Humans … have “rules” about how we do things “around here”. It is not hardwired however. For us it’s software, an operating system called “Culture” that can be upgraded or switched entirely. It is the culture of a group that determines what we think is important and how we interact with others.

A clear choice between an agile or a plan-driven project approach is a choice in culture. It sets the ground rules for “how we do things around here”.

rules You Decide How You Communicate: Rules Of Engagement

Image by jlwelsh.

If the entire team uses the same rules on how to conduct meetings, which artifacts to create, which rituals to perform, coordination without central control will become possible.

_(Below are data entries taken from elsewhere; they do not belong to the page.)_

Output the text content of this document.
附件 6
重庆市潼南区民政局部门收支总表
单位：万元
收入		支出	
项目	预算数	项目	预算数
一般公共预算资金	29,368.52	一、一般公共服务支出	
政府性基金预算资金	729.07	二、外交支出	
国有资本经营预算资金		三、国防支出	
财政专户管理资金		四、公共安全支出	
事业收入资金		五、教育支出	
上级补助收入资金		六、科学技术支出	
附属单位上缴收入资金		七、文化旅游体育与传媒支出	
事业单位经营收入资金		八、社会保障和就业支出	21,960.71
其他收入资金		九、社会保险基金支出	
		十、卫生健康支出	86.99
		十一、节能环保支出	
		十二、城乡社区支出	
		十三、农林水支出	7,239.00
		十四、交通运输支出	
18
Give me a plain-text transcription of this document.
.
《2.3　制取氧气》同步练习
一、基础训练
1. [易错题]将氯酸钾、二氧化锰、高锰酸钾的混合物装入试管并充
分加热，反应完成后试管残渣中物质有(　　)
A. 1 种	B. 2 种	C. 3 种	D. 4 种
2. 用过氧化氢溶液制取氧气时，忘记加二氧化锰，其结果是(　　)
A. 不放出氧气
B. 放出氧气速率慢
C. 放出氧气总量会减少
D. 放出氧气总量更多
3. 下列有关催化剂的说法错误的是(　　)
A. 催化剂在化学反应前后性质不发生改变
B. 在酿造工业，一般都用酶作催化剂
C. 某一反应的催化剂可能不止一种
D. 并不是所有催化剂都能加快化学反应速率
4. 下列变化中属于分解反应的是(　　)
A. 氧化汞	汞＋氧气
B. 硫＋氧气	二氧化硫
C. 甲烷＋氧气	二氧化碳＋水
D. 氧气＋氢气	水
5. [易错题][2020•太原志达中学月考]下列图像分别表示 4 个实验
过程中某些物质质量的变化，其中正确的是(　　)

The means, the rules of engagement, must be these 3 things…

Simple.

And short. And sweet. If everyone should hold the same view of the rules, the threshold for learning should be low. Scrum is short and easy to explain. The entire PMBoK itself is too large, a subset is needed, always.

Accessible.

Team members must be able to reference the rule set quickly in case they need to look something up. If it’s available on the web or intranet, people will use it. “Accessible” means an easy search function, not an glossary with a gazillion entries and links.

Label Must Fit.

If you use a “standard” rule set by it’s name, like Scrum, XP, Prince2, you really have to use the entire set that is covered by the label. PINO, as in Prince In Name Only, or SINO, Scrum In Name Only, is worst case. People will assume they are working according to a certain set of rules, when in reality they are not. Total misalignment.

Johanna Rothman recently wrote a great post that is related to this topic:

“One of the questions people have is: Can we do this partway? No, not Scrum or any other agile lifecycle. You either do it all or you’re not doing agile.”